To be defeated meant to act in anger, and potentially join the ranks of the Petty Tyrants or to be perpetually in the role of victim.
o prevail Don Juan said
one must give up self-importance and to apply control, discipline, forbearing and timing. Giving up self-importance as a first step is threatening to many. Don Juan taught that
"Self-importance is our greatest enemy. Think about it - what weakens us is feeling offended by the deeds and misdeeds of our fellow men. Our self-importance requires that we spend most of our lives offended by someone."
He "... recommended that every effort should be made to eradicate self-importance from the lives of warriors. ... without self-importance we are invulnerable."
Other wisdom teaching traditions offer the same advice. They say, do not identify with a solid sense of self and with the desires and fears that drive reactive feelings and behavior. Self-importance wastes energy. Without being burdened with self-importance there can be objectivity and choice.
Choice requires the control, discipline and timing to think, plan and act. Forbearance is the ability to withstand the painful environment the petty tyrant creates. It is patience powered by equanimity. Equanimity is the direct result of giving up self importance.
To the warrior, being confronted with a petty tyrant is an opportunity to overcome her own obstacles.
What are tyrants there to teach? Can the warrior cultivate the patience to take the heat without reacting in fear and anger while at the same time finding the right way and time to expose the tyrant for what they are and to escape from their grasp?
The warrior's approach combines mindfully stepping back to overcome self-importance and cultivating unconditional compassion and loving kindness for self and others
Stepping back enables assessing one's part in the harassment - "what am I doing (or not doing) to trigger or perpetuate the abuse?"
Stepping back makes room for two things - first it takes the personal sting out of the situation. Not that it makes the situation more pleasant. It makes the situation bearable and doesn't make it worse than it is. The warrior sees the situation as a sociological/psychological phenomenon rather than a personal threat. From that perspective he can identify and assess options - stay and accept, stay and fight, leave, leave and fight, or any other practical option, for example:
- firing your boss - quitting, asking for a transfer (including the clear statement of why and specific examples)

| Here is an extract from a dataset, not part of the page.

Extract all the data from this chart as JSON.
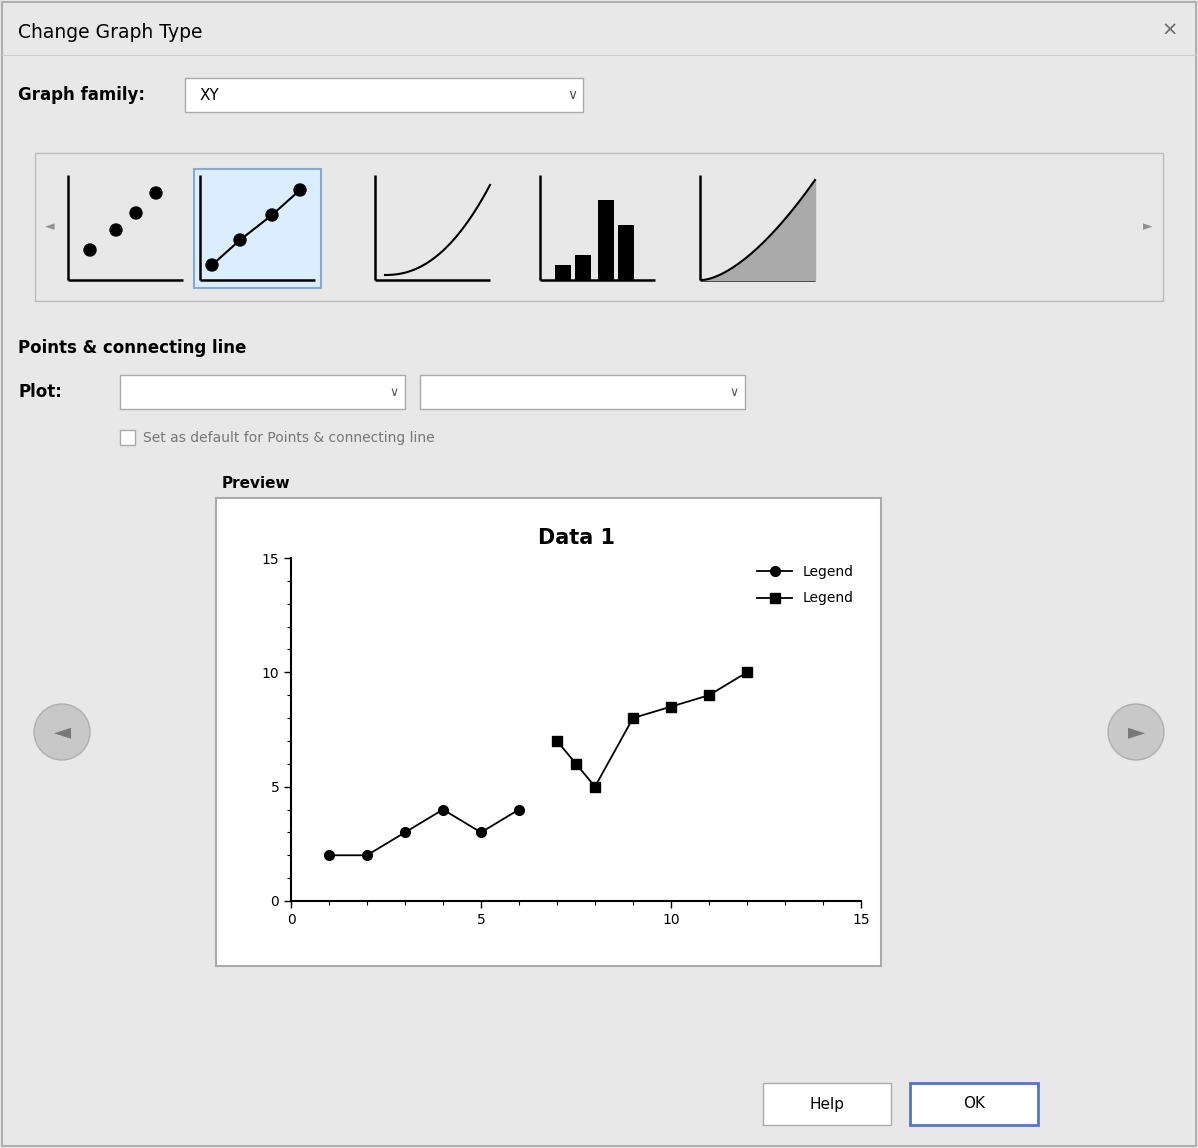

- confronting the tyrants and telling them you will not take their abuse anymore
- collaborating with your peers to confront the boss and his ally
- staying with it, with a different attitude
- publicly exposing the tyrant.
Discipline is needed to make sure the issues are clearly stated and that there are concrete examples of the abuse. It enables a plan and the resolve to act on it.

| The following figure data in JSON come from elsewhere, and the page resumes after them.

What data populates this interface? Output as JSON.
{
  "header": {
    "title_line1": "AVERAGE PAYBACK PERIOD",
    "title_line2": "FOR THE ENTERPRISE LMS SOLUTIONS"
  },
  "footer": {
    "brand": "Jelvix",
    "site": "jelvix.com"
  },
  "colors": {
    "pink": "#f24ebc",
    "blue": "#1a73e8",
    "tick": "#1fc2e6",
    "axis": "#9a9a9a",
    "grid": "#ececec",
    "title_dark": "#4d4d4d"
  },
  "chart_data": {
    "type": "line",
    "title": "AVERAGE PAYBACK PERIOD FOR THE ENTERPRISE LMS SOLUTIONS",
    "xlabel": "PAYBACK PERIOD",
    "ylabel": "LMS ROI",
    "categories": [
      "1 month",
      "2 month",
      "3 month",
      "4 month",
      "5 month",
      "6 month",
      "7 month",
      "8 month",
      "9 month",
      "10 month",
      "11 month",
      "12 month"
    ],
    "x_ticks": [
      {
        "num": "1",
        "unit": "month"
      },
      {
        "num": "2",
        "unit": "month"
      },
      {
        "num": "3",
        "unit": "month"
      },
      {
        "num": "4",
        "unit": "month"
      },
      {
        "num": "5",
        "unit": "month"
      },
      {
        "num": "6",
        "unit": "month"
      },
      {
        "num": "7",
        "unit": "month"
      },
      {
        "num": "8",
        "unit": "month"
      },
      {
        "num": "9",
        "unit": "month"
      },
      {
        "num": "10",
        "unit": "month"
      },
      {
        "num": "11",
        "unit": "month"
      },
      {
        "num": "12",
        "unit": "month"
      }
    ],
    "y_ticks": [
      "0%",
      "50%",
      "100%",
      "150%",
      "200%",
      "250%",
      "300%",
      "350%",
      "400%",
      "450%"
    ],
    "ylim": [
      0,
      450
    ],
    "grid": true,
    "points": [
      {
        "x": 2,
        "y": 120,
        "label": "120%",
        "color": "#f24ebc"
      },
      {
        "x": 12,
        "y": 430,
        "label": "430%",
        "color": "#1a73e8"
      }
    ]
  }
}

The petty tyrant experience becomes an opportunity for self-growth. As Don Juan says "
Only under those conditions can warriors acquire the sobriety and serenity to stand the pressure of the unknowable."
The pressure of the unknowable is like being in free fall, out of control. As long as the one falling is self-important and as long as there is the need to somehow be in control and get out of the situation, there is fear.

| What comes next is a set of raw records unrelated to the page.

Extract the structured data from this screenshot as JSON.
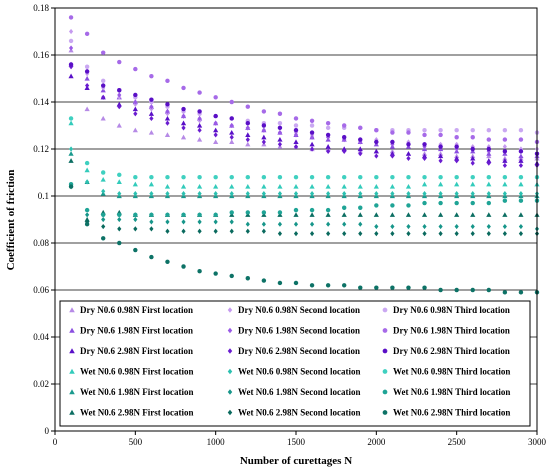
{
  "chart_data": {
    "type": "scatter",
    "title": "",
    "xlabel": "Number  of curettages N",
    "ylabel": "Coefficient of friction",
    "xlim": [
      0,
      3000
    ],
    "ylim": [
      0,
      0.18
    ],
    "x_ticks": [
      "0",
      "500",
      "1000",
      "1500",
      "2000",
      "2500",
      "3000"
    ],
    "y_ticks": [
      "0",
      "0.02",
      "0.04",
      "0.06",
      "0.08",
      "0.1",
      "0.12",
      "0.14",
      "0.16",
      "0.18"
    ],
    "horizontal_gridlines": true,
    "legend_position": "bottom-center, inside plot",
    "x": [
      100,
      200,
      300,
      400,
      500,
      600,
      700,
      800,
      900,
      1000,
      1100,
      1200,
      1300,
      1400,
      1500,
      1600,
      1700,
      1800,
      1900,
      2000,
      2100,
      2200,
      2300,
      2400,
      2500,
      2600,
      2700,
      2800,
      2900,
      3000
    ],
    "series": [
      {
        "name": "Dry N0.6 0.98N First location",
        "marker": "triangle",
        "color": "#b68ae6",
        "values": [
          0.162,
          0.137,
          0.133,
          0.13,
          0.128,
          0.127,
          0.126,
          0.125,
          0.124,
          0.123,
          0.123,
          0.122,
          0.122,
          0.121,
          0.121,
          0.12,
          0.12,
          0.12,
          0.119,
          0.119,
          0.119,
          0.118,
          0.118,
          0.118,
          0.117,
          0.117,
          0.117,
          0.116,
          0.116,
          0.116
        ]
      },
      {
        "name": "Dry N0.6 1.98N First location",
        "marker": "triangle",
        "color": "#8a4ee0",
        "values": [
          0.156,
          0.15,
          0.145,
          0.142,
          0.14,
          0.138,
          0.136,
          0.134,
          0.133,
          0.131,
          0.13,
          0.129,
          0.128,
          0.127,
          0.126,
          0.125,
          0.124,
          0.124,
          0.123,
          0.122,
          0.121,
          0.121,
          0.12,
          0.12,
          0.119,
          0.119,
          0.118,
          0.118,
          0.117,
          0.117
        ]
      },
      {
        "name": "Dry N0.6 2.98N First location",
        "marker": "triangle",
        "color": "#5a10c8",
        "values": [
          0.151,
          0.146,
          0.142,
          0.139,
          0.137,
          0.135,
          0.133,
          0.131,
          0.13,
          0.128,
          0.127,
          0.126,
          0.125,
          0.124,
          0.123,
          0.122,
          0.121,
          0.12,
          0.12,
          0.119,
          0.118,
          0.118,
          0.117,
          0.117,
          0.116,
          0.116,
          0.115,
          0.115,
          0.115,
          0.114
        ]
      },
      {
        "name": "Dry N0.6 0.98N Second location",
        "marker": "diamond",
        "color": "#c59aef",
        "values": [
          0.17,
          0.152,
          0.146,
          0.142,
          0.139,
          0.137,
          0.135,
          0.134,
          0.132,
          0.131,
          0.13,
          0.129,
          0.128,
          0.127,
          0.127,
          0.126,
          0.125,
          0.125,
          0.124,
          0.124,
          0.123,
          0.123,
          0.122,
          0.122,
          0.122,
          0.121,
          0.121,
          0.121,
          0.12,
          0.12
        ]
      },
      {
        "name": "Dry N0.6 1.98N Second location",
        "marker": "diamond",
        "color": "#9a5ae6",
        "values": [
          0.163,
          0.153,
          0.147,
          0.143,
          0.14,
          0.138,
          0.136,
          0.134,
          0.133,
          0.131,
          0.13,
          0.129,
          0.128,
          0.127,
          0.126,
          0.125,
          0.125,
          0.124,
          0.123,
          0.123,
          0.122,
          0.122,
          0.121,
          0.121,
          0.12,
          0.12,
          0.119,
          0.119,
          0.119,
          0.118
        ]
      },
      {
        "name": "Dry N0.6 2.98N Second location",
        "marker": "diamond",
        "color": "#6a1cd0",
        "values": [
          0.155,
          0.147,
          0.142,
          0.138,
          0.135,
          0.133,
          0.131,
          0.129,
          0.128,
          0.126,
          0.125,
          0.124,
          0.123,
          0.122,
          0.121,
          0.12,
          0.119,
          0.119,
          0.118,
          0.117,
          0.117,
          0.116,
          0.116,
          0.115,
          0.115,
          0.114,
          0.114,
          0.113,
          0.113,
          0.113
        ]
      },
      {
        "name": "Dry N0.6 0.98N Third location",
        "marker": "circle",
        "color": "#caa8f2",
        "values": [
          0.166,
          0.155,
          0.149,
          0.145,
          0.142,
          0.14,
          0.138,
          0.136,
          0.135,
          0.134,
          0.133,
          0.132,
          0.131,
          0.131,
          0.13,
          0.13,
          0.129,
          0.129,
          0.129,
          0.128,
          0.128,
          0.128,
          0.128,
          0.128,
          0.128,
          0.128,
          0.128,
          0.128,
          0.128,
          0.127
        ]
      },
      {
        "name": "Dry N0.6 1.98N Third location",
        "marker": "circle",
        "color": "#a66ae8",
        "values": [
          0.176,
          0.169,
          0.161,
          0.157,
          0.154,
          0.151,
          0.149,
          0.146,
          0.144,
          0.142,
          0.14,
          0.138,
          0.136,
          0.135,
          0.133,
          0.132,
          0.131,
          0.13,
          0.129,
          0.128,
          0.127,
          0.127,
          0.126,
          0.126,
          0.125,
          0.125,
          0.124,
          0.124,
          0.124,
          0.123
        ]
      },
      {
        "name": "Dry N0.6 2.98N Third location",
        "marker": "circle",
        "color": "#5a0fc6",
        "values": [
          0.156,
          0.153,
          0.147,
          0.145,
          0.143,
          0.141,
          0.139,
          0.137,
          0.136,
          0.134,
          0.133,
          0.131,
          0.13,
          0.129,
          0.128,
          0.127,
          0.126,
          0.125,
          0.124,
          0.123,
          0.123,
          0.122,
          0.122,
          0.121,
          0.121,
          0.12,
          0.12,
          0.119,
          0.119,
          0.118
        ]
      },
      {
        "name": "Wet N0.6 0.98N First location",
        "marker": "triangle",
        "color": "#33cbbb",
        "values": [
          0.131,
          0.111,
          0.107,
          0.106,
          0.105,
          0.105,
          0.104,
          0.104,
          0.104,
          0.104,
          0.104,
          0.104,
          0.104,
          0.104,
          0.104,
          0.104,
          0.104,
          0.104,
          0.104,
          0.104,
          0.104,
          0.104,
          0.105,
          0.105,
          0.105,
          0.105,
          0.105,
          0.105,
          0.105,
          0.105
        ]
      },
      {
        "name": "Wet N0.6 1.98N First location",
        "marker": "triangle",
        "color": "#1a9a8e",
        "values": [
          0.118,
          0.106,
          0.101,
          0.1,
          0.1,
          0.1,
          0.1,
          0.1,
          0.1,
          0.1,
          0.1,
          0.1,
          0.1,
          0.1,
          0.1,
          0.1,
          0.1,
          0.1,
          0.1,
          0.1,
          0.1,
          0.1,
          0.1,
          0.1,
          0.1,
          0.1,
          0.1,
          0.1,
          0.1,
          0.1
        ]
      },
      {
        "name": "Wet N0.6 2.98N First location",
        "marker": "triangle",
        "color": "#0c6e62",
        "values": [
          0.115,
          0.09,
          0.093,
          0.093,
          0.092,
          0.092,
          0.092,
          0.092,
          0.092,
          0.092,
          0.092,
          0.092,
          0.092,
          0.092,
          0.092,
          0.092,
          0.092,
          0.092,
          0.092,
          0.092,
          0.092,
          0.092,
          0.092,
          0.092,
          0.092,
          0.092,
          0.092,
          0.092,
          0.092,
          0.092
        ]
      },
      {
        "name": "Wet N0.6 0.98N Second location",
        "marker": "diamond",
        "color": "#2cc0b0",
        "values": [
          0.12,
          0.106,
          0.102,
          0.101,
          0.101,
          0.101,
          0.101,
          0.101,
          0.101,
          0.101,
          0.101,
          0.101,
          0.101,
          0.101,
          0.101,
          0.101,
          0.101,
          0.101,
          0.101,
          0.101,
          0.101,
          0.101,
          0.101,
          0.101,
          0.101,
          0.101,
          0.101,
          0.101,
          0.101,
          0.101
        ]
      },
      {
        "name": "Wet N0.6 1.98N Second location",
        "marker": "diamond",
        "color": "#17968a",
        "values": [
          0.104,
          0.092,
          0.09,
          0.09,
          0.09,
          0.089,
          0.089,
          0.089,
          0.089,
          0.089,
          0.089,
          0.088,
          0.088,
          0.088,
          0.088,
          0.088,
          0.088,
          0.088,
          0.088,
          0.087,
          0.087,
          0.087,
          0.087,
          0.087,
          0.087,
          0.087,
          0.087,
          0.087,
          0.087,
          0.086
        ]
      },
      {
        "name": "Wet N0.6 2.98N Second location",
        "marker": "diamond",
        "color": "#0a6a5e",
        "values": [
          0.104,
          0.089,
          0.087,
          0.086,
          0.086,
          0.086,
          0.085,
          0.085,
          0.085,
          0.085,
          0.085,
          0.085,
          0.085,
          0.084,
          0.084,
          0.084,
          0.084,
          0.084,
          0.084,
          0.084,
          0.084,
          0.084,
          0.084,
          0.084,
          0.084,
          0.084,
          0.084,
          0.084,
          0.084,
          0.084
        ]
      },
      {
        "name": "Wet N0.6 0.98N Third location",
        "marker": "circle",
        "color": "#3fd0c0",
        "values": [
          0.133,
          0.114,
          0.11,
          0.109,
          0.108,
          0.108,
          0.108,
          0.108,
          0.108,
          0.108,
          0.108,
          0.108,
          0.108,
          0.108,
          0.108,
          0.108,
          0.108,
          0.108,
          0.108,
          0.108,
          0.108,
          0.108,
          0.108,
          0.108,
          0.108,
          0.108,
          0.108,
          0.108,
          0.108,
          0.108
        ]
      },
      {
        "name": "Wet N0.6 1.98N Third location",
        "marker": "circle",
        "color": "#1fa496",
        "values": [
          0.105,
          0.094,
          0.092,
          0.092,
          0.092,
          0.092,
          0.092,
          0.092,
          0.092,
          0.092,
          0.093,
          0.093,
          0.093,
          0.093,
          0.094,
          0.094,
          0.094,
          0.095,
          0.095,
          0.096,
          0.096,
          0.096,
          0.097,
          0.097,
          0.097,
          0.097,
          0.097,
          0.098,
          0.098,
          0.098
        ]
      },
      {
        "name": "Wet N0.6 2.98N Third location",
        "marker": "circle",
        "color": "#0d7266",
        "values": [
          0.104,
          0.088,
          0.082,
          0.08,
          0.077,
          0.074,
          0.072,
          0.07,
          0.068,
          0.067,
          0.066,
          0.065,
          0.064,
          0.063,
          0.063,
          0.062,
          0.062,
          0.062,
          0.061,
          0.061,
          0.061,
          0.061,
          0.061,
          0.06,
          0.06,
          0.06,
          0.06,
          0.059,
          0.059,
          0.059
        ]
      }
    ],
    "legend_layout": [
      [
        "Dry N0.6 0.98N First location",
        "Dry N0.6 0.98N Second location",
        "Dry N0.6 0.98N Third location"
      ],
      [
        "Dry N0.6 1.98N First location",
        "Dry N0.6 1.98N Second location",
        "Dry N0.6 1.98N Third location"
      ],
      [
        "Dry N0.6 2.98N First location",
        "Dry N0.6 2.98N Second location",
        "Dry N0.6 2.98N Third location"
      ],
      [
        "Wet N0.6 0.98N First location",
        "Wet N0.6 0.98N Second location",
        "Wet N0.6 0.98N Third location"
      ],
      [
        "Wet N0.6 1.98N First location",
        "Wet N0.6 1.98N Second location",
        "Wet N0.6 1.98N Third location"
      ],
      [
        "Wet N0.6 2.98N First location",
        "Wet N0.6 2.98N Second location",
        "Wet N0.6 2.98N Third location"
      ]
    ]
  }
}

Fear becomes fight - anger, revenge, etc. - or flight - ignoring the abuse or running away before the situation
is fully resolved. The fire of the confrontation is what removes impurities and strengthens the warrior. The pressure to be in control, fueled by self-importance, is relieved and there is just the unknowable.
Your ability to handle petty tyrants relies on mindfulness, a sense of unconditional compassion and the wisdom to know that everything is in continuous change; that ultimately you are not in control and that your own self-importance is getting in your way.
This is a fierce, warrior's approach that is not about finding solace. Instead, it is about finding freedom, happiness and peace.